A coalition of minority opposition parties and civil society actors called Union for Change 2025 nominated Bakary for election in mid-September, but he has not garnered further support since.
On the campaign trail in Cameroon’s English-speaking region, the presidential candidate apologised for “denying the existence of an Anglophone issue in this country” during his time in office.
– Bello Bouba Maigari, 78 –
Maigari was Biya’s first prime minister in 1982 and came third behind him in the 1992 presidential election.
As leader of the National Union for Democracy and Progress (UNDP), he was part of the presidential majority until he resigned as tourism minister in late June.
Two other presidential candidates, Ateki Seta Caxton of the Liberal Alliance Party (PAL) and lawyer Akere Tabeng Muna of the Universe party, have announced their support for Maigari and withdrawn from the race, but not in time to prevent their names from appearing on ballots alongside nine others.
– Cabral Libii, 45 –
A longstanding rival of Biya’s, Libii is the leader of the Cameroon Party for National Reconciliation (PCRN) and came third in the 2018 presidential election.

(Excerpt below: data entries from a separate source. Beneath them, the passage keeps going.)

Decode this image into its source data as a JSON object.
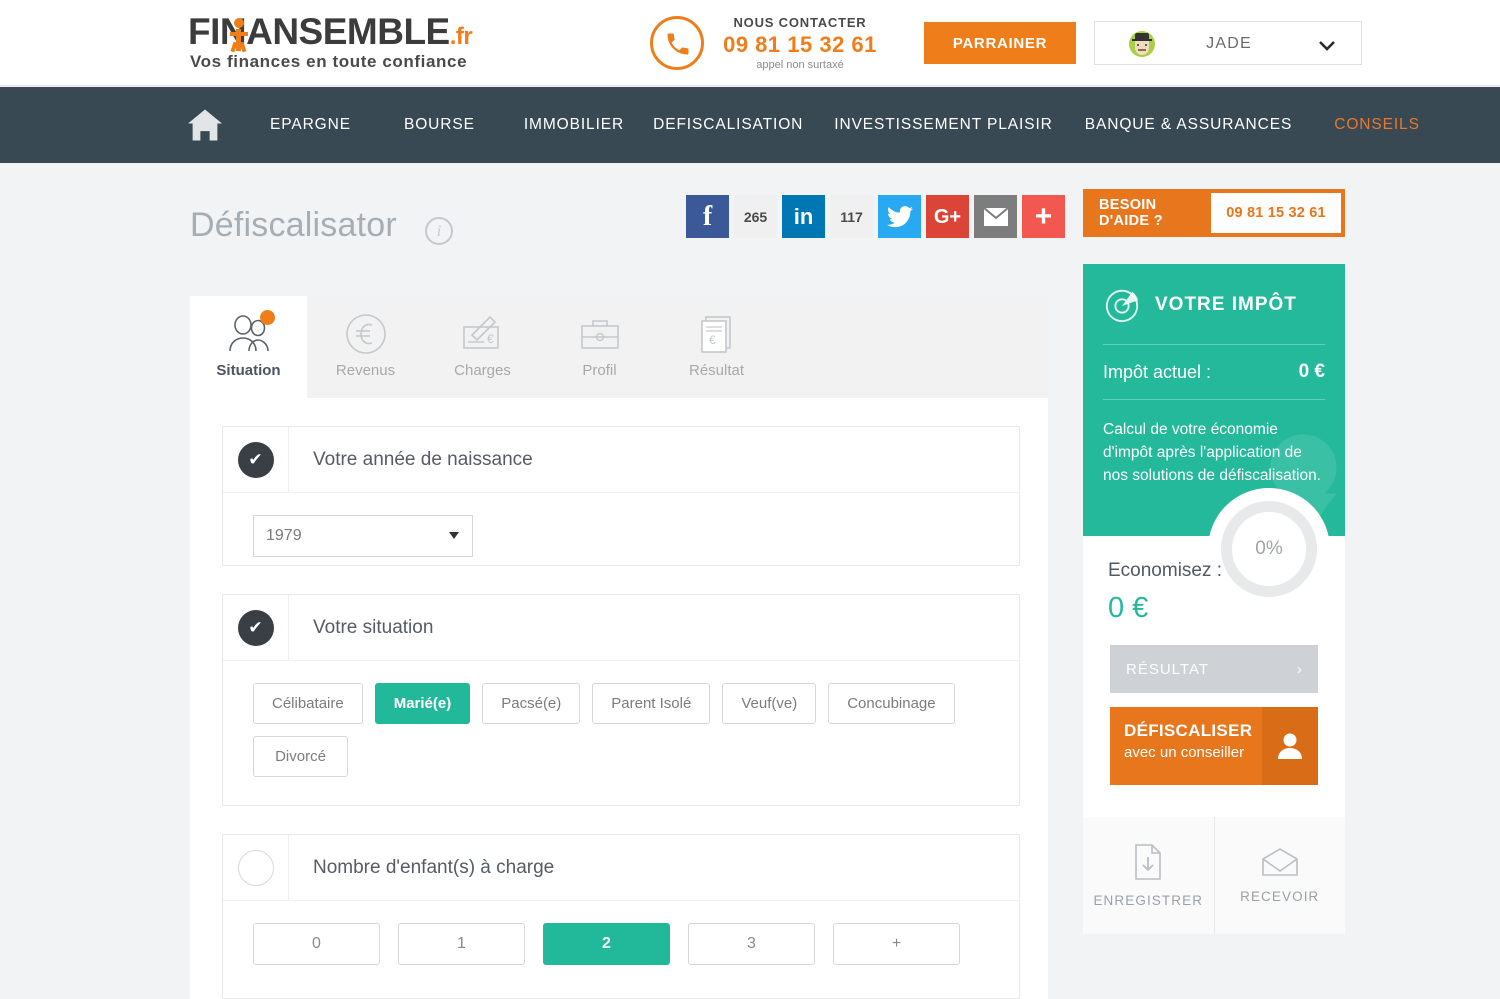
{
  "header": {
    "logo_main": "FINANSEMBLE",
    "logo_domain": ".fr",
    "logo_tagline": "Vos finances en toute confiance",
    "contact_title": "NOUS CONTACTER",
    "contact_number": "09 81 15 32 61",
    "contact_note": "appel non surtaxé",
    "parrainer_label": "PARRAINER",
    "user_name": "JADE"
  },
  "nav": {
    "home_icon": "home-icon",
    "items": [
      {
        "label": "EPARGNE",
        "active": false
      },
      {
        "label": "BOURSE",
        "active": false
      },
      {
        "label": "IMMOBILIER",
        "active": false
      },
      {
        "label": "DEFISCALISATION",
        "active": false
      },
      {
        "label": "INVESTISSEMENT PLAISIR",
        "active": false
      },
      {
        "label": "BANQUE & ASSURANCES",
        "active": false
      },
      {
        "label": "CONSEILS",
        "active": true
      }
    ],
    "accent_color": "#e8772e",
    "bg_color": "#384953"
  },
  "page": {
    "title": "Défiscalisator",
    "info_glyph": "i"
  },
  "share": {
    "facebook_glyph": "f",
    "facebook_count": "265",
    "linkedin_glyph": "in",
    "linkedin_count": "117",
    "twitter_glyph": "twitter-bird",
    "googleplus_glyph": "G+",
    "email_glyph": "envelope",
    "more_glyph": "+"
  },
  "tabs": [
    {
      "label": "Situation",
      "icon": "people-icon",
      "active": true,
      "badge": true
    },
    {
      "label": "Revenus",
      "icon": "euro-circle-icon",
      "active": false,
      "badge": false
    },
    {
      "label": "Charges",
      "icon": "cheque-pen-icon",
      "active": false,
      "badge": false
    },
    {
      "label": "Profil",
      "icon": "briefcase-icon",
      "active": false,
      "badge": false
    },
    {
      "label": "Résultat",
      "icon": "document-euro-icon",
      "active": false,
      "badge": false
    }
  ],
  "sections": {
    "birth_year": {
      "title": "Votre année de naissance",
      "completed": true,
      "selected_value": "1979"
    },
    "situation": {
      "title": "Votre situation",
      "completed": true,
      "options": [
        {
          "label": "Célibataire",
          "selected": false
        },
        {
          "label": "Marié(e)",
          "selected": true
        },
        {
          "label": "Pacsé(e)",
          "selected": false
        },
        {
          "label": "Parent Isolé",
          "selected": false
        },
        {
          "label": "Veuf(ve)",
          "selected": false
        },
        {
          "label": "Concubinage",
          "selected": false
        },
        {
          "label": "Divorcé",
          "selected": false
        }
      ]
    },
    "children": {
      "title": "Nombre d'enfant(s) à charge",
      "completed": false,
      "options": [
        {
          "label": "0",
          "selected": false
        },
        {
          "label": "1",
          "selected": false
        },
        {
          "label": "2",
          "selected": true
        },
        {
          "label": "3",
          "selected": false
        },
        {
          "label": "+",
          "selected": false
        }
      ]
    }
  },
  "sidebar": {
    "help_label": "BESOIN D'AIDE ?",
    "help_phone": "09 81 15 32 61",
    "impot_title": "VOTRE IMPÔT",
    "impot_actuel_label": "Impôt actuel :",
    "impot_actuel_value": "0 €",
    "impot_description": "Calcul de votre économie d'impôt après l'application de nos solutions de défiscalisation.",
    "progress_percent": "0%",
    "economisez_label": "Economisez :",
    "economisez_value": "0 €",
    "resultat_label": "RÉSULTAT",
    "resultat_chevron": "›",
    "defiscaliser_line1": "DÉFISCALISER",
    "defiscaliser_line2": "avec un conseiller",
    "save_label": "ENREGISTRER",
    "receive_label": "RECEVOIR"
  },
  "colors": {
    "brand_orange": "#ef7d1a",
    "nav_dark": "#384953",
    "accent_green": "#23b99a",
    "page_bg": "#f2f3f4"
  }
}
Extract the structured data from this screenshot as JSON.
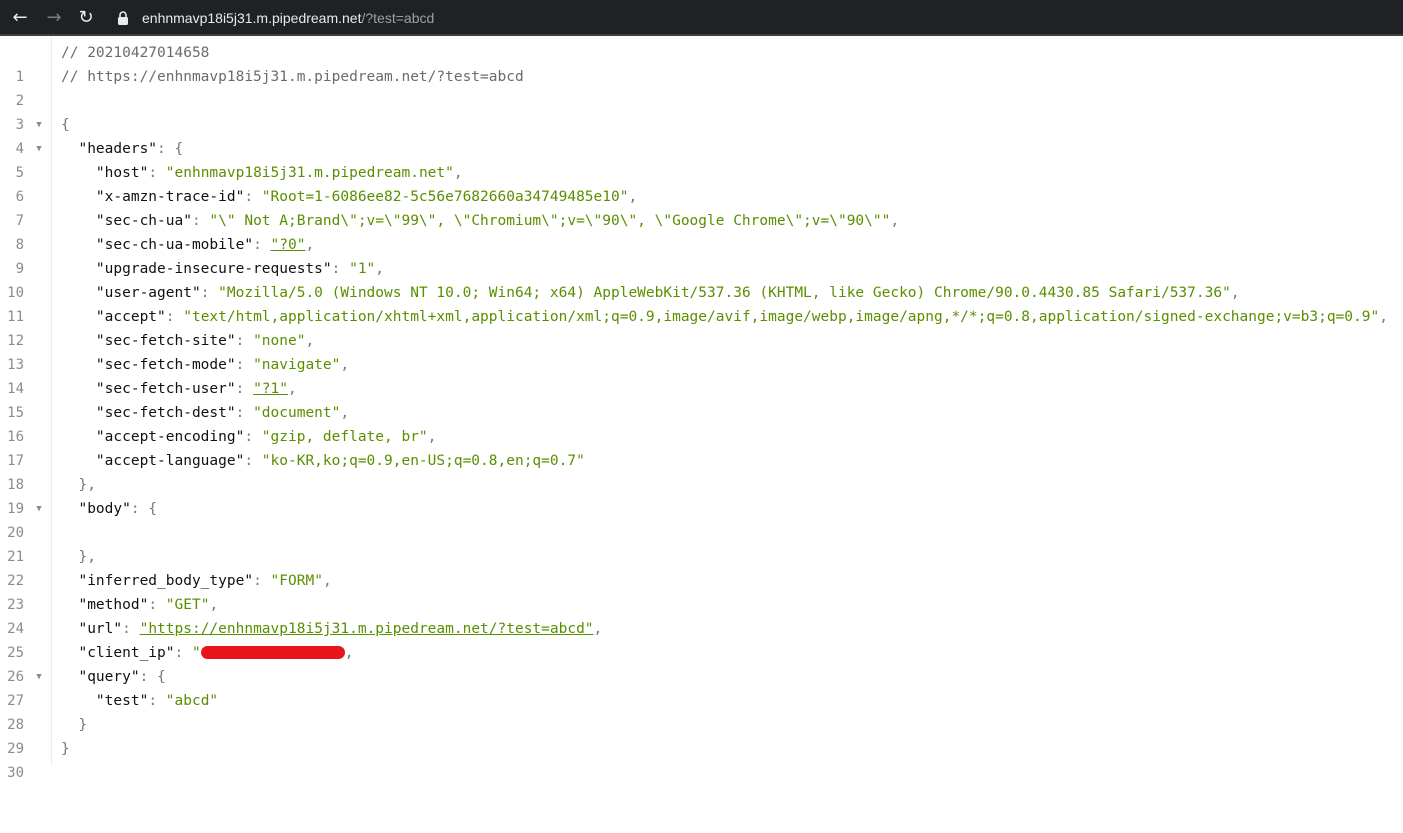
{
  "browser": {
    "url_host": "enhnmavp18i5j31.m.pipedream.net",
    "url_path": "/?test=abcd",
    "icons": {
      "back": "back-arrow-icon",
      "forward": "forward-arrow-icon",
      "reload": "reload-icon",
      "lock": "lock-icon"
    },
    "colors": {
      "toolbar": "#202124",
      "url_text": "#e8eaed",
      "url_path": "#9aa0a6"
    }
  },
  "viewer": {
    "line_numbers": [
      "1",
      "2",
      "3",
      "4",
      "5",
      "6",
      "7",
      "8",
      "9",
      "10",
      "11",
      "12",
      "13",
      "14",
      "15",
      "16",
      "17",
      "18",
      "19",
      "20",
      "21",
      "22",
      "23",
      "24",
      "25",
      "26",
      "27",
      "28",
      "29",
      "30"
    ],
    "comments": {
      "timestamp": "// 20210427014658",
      "source_url": "// https://enhnmavp18i5j31.m.pipedream.net/?test=abcd"
    },
    "json": {
      "headers_key": "\"headers\"",
      "headers": [
        {
          "key": "\"host\"",
          "value": "\"enhnmavp18i5j31.m.pipedream.net\""
        },
        {
          "key": "\"x-amzn-trace-id\"",
          "value": "\"Root=1-6086ee82-5c56e7682660a34749485e10\""
        },
        {
          "key": "\"sec-ch-ua\"",
          "value": "\"\\\" Not A;Brand\\\";v=\\\"99\\\", \\\"Chromium\\\";v=\\\"90\\\", \\\"Google Chrome\\\";v=\\\"90\\\"\""
        },
        {
          "key": "\"sec-ch-ua-mobile\"",
          "value": "\"?0\""
        },
        {
          "key": "\"upgrade-insecure-requests\"",
          "value": "\"1\""
        },
        {
          "key": "\"user-agent\"",
          "value": "\"Mozilla/5.0 (Windows NT 10.0; Win64; x64) AppleWebKit/537.36 (KHTML, like Gecko) Chrome/90.0.4430.85 Safari/537.36\""
        },
        {
          "key": "\"accept\"",
          "value": "\"text/html,application/xhtml+xml,application/xml;q=0.9,image/avif,image/webp,image/apng,*/*;q=0.8,application/signed-exchange;v=b3;q=0.9\""
        },
        {
          "key": "\"sec-fetch-site\"",
          "value": "\"none\""
        },
        {
          "key": "\"sec-fetch-mode\"",
          "value": "\"navigate\""
        },
        {
          "key": "\"sec-fetch-user\"",
          "value": "\"?1\""
        },
        {
          "key": "\"sec-fetch-dest\"",
          "value": "\"document\""
        },
        {
          "key": "\"accept-encoding\"",
          "value": "\"gzip, deflate, br\""
        },
        {
          "key": "\"accept-language\"",
          "value": "\"ko-KR,ko;q=0.9,en-US;q=0.8,en;q=0.7\""
        }
      ],
      "body_key": "\"body\"",
      "inferred_body_type": {
        "key": "\"inferred_body_type\"",
        "value": "\"FORM\""
      },
      "method": {
        "key": "\"method\"",
        "value": "\"GET\""
      },
      "url": {
        "key": "\"url\"",
        "value": "\"https://enhnmavp18i5j31.m.pipedream.net/?test=abcd\""
      },
      "client_ip": {
        "key": "\"client_ip\"",
        "value_prefix": "\""
      },
      "query_key": "\"query\"",
      "query": {
        "key": "\"test\"",
        "value": "\"abcd\""
      }
    },
    "colors": {
      "string": "#5a8f00",
      "key": "#111111",
      "comment": "#6b6b6b",
      "line_number": "#8c8c8c",
      "redaction": "#e8161b"
    }
  }
}
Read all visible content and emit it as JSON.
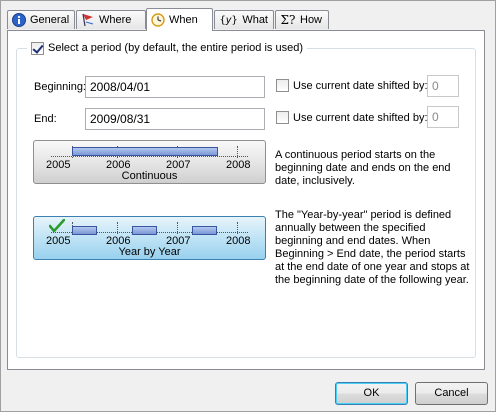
{
  "tabs": [
    {
      "label": "General",
      "icon": "info-icon"
    },
    {
      "label": "Where",
      "icon": "flag-icon"
    },
    {
      "label": "When",
      "icon": "clock-icon",
      "active": true
    },
    {
      "label": "What",
      "icon": "variable-icon"
    },
    {
      "label": "How",
      "icon": "sigma-icon"
    }
  ],
  "period": {
    "checkbox_label": "Select a period (by default, the entire period is used)",
    "checked": true
  },
  "beginning": {
    "label": "Beginning:",
    "value": "2008/04/01",
    "shift_label": "Use current date shifted by:",
    "shift_value": "0"
  },
  "end": {
    "label": "End:",
    "value": "2009/08/31",
    "shift_label": "Use current date shifted by:",
    "shift_value": "0"
  },
  "continuous": {
    "caption": "Continuous",
    "years": [
      "2005",
      "2006",
      "2007",
      "2008"
    ],
    "description": "A continuous period starts on the beginning date and ends on the end date, inclusively."
  },
  "year_by_year": {
    "caption": "Year by Year",
    "years": [
      "2005",
      "2006",
      "2007",
      "2008"
    ],
    "selected": true,
    "description": "The \"Year-by-year\" period is defined annually between the specified beginning and end dates. When Beginning > End date, the period starts at the end date of one year and stops at the beginning date of the following year."
  },
  "buttons": {
    "ok": "OK",
    "cancel": "Cancel"
  },
  "colors": {
    "accent": "#3c7fb1",
    "bar_fill": "#7b98d6",
    "check_green": "#2e9b2e"
  }
}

He decided not to boycott the 2020 legislative elections, and his party won five seats.
– Maurice Kamto, 71 –
Biya’s top opponent and runner-up in the 2018 election, Kamto’s candidacy for the upcoming presidential bid was rejected by the Constitutional Council.
He has denounced the “arbitrary” decision and accuses the authorities of orchestrating his exclusion.
Previously the leader of the Movement for the Renaissance of Cameroon (MRC), Kamto left the party in June to found another: the African Movement for New Independence and Democracy (MANIDEM).
Following the ban on him running, Kamto has met with most of the other candidates, and despite his supporters’ readiness for guidance on who to vote for, he has simply told them to do so “freely”.